FileQueue

Typically, you will set up a file queue to give to an Image Loader thread and will never need to touch it, but if you do wish to use it directly, there are some things to note. For these notes, it is useful to look at the typical usage:

import dataset_loading as dl
files = [<some list of filenames or a list of tuples of (filenames, labels)>]
file_queue = dl.FileQueue()
file_queue.load_epochs(files, max_epochs=50)

Calling the load_epochs function actually spins up a thread to manage the file queue. This thread doesn’t have to do much (so we only use 1), but it will refill the queue if it starts to get too low (<50% of one epoch).
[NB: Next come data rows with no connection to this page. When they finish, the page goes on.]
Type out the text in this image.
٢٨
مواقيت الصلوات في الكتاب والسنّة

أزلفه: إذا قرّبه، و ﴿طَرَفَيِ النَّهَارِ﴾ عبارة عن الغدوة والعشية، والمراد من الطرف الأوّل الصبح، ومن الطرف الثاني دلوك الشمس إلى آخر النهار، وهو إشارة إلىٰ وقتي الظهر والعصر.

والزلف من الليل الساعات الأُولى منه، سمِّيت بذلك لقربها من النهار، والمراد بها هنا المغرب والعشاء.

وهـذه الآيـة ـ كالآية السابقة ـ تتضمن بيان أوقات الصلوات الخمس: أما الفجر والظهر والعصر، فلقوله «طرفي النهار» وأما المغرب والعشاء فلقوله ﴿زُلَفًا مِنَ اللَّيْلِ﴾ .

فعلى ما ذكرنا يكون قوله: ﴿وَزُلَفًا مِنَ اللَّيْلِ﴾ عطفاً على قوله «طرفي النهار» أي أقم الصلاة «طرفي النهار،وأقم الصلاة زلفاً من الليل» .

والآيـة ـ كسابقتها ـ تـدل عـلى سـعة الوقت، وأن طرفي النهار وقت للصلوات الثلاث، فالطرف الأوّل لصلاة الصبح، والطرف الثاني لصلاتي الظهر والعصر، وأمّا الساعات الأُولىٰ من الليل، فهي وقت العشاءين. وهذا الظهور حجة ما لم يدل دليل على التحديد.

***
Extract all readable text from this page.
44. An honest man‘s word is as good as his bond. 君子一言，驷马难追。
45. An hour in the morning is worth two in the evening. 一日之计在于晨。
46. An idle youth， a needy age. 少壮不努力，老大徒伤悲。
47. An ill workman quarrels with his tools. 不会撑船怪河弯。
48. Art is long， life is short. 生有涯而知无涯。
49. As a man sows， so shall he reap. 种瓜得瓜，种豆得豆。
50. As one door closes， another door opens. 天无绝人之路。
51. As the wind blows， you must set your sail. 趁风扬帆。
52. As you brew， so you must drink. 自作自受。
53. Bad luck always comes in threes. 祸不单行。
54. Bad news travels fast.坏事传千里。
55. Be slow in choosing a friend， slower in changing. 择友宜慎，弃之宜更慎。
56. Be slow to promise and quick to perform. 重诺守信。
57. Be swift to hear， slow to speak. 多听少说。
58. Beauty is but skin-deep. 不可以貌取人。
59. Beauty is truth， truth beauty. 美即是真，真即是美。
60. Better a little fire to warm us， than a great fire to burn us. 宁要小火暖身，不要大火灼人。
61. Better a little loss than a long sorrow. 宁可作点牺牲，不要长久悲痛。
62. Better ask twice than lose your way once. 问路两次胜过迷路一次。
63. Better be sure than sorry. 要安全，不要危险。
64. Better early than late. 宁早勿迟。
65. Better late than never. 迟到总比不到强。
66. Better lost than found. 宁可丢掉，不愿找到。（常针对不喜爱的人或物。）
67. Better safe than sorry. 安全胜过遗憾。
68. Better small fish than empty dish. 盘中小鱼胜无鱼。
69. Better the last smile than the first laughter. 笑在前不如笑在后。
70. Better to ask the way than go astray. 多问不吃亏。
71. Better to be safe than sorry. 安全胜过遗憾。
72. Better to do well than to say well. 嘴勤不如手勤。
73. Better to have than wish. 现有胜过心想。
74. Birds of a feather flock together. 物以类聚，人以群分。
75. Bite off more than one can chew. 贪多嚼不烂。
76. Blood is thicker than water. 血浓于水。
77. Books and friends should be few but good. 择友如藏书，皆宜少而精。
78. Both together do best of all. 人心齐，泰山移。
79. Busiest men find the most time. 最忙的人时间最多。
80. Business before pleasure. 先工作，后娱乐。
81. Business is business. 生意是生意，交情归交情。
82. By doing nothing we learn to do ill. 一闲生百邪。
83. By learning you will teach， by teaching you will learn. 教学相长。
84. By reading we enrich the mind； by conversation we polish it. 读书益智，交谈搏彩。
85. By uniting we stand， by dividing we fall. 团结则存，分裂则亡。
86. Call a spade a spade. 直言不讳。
Initially, it will load 10 epochs worth of the <files> list into the FileQueue. This is not too important a quantity, we just want it to be big enough so that calls to the FileQueue.get() shouldn’t be blocking most of the time, and not so big that the FileQueue takes up lots of memory.

In case you happen to request a lot of files when the queue is relatively empty, it would be a good idea to put a small timeout on the get(). Not so long (as you may have hit the end of the epoch limit and the queue will not refill!) and long enough to allow the FileQueue manager thread to detect the queue has emptied and give it time to fill up. Perhaps 10ms should work, i.e.:

list_of_files = [file_queue.get(timeout=0.01) for _ in range(1000)]

For more info on the FileQueue, see its docstring.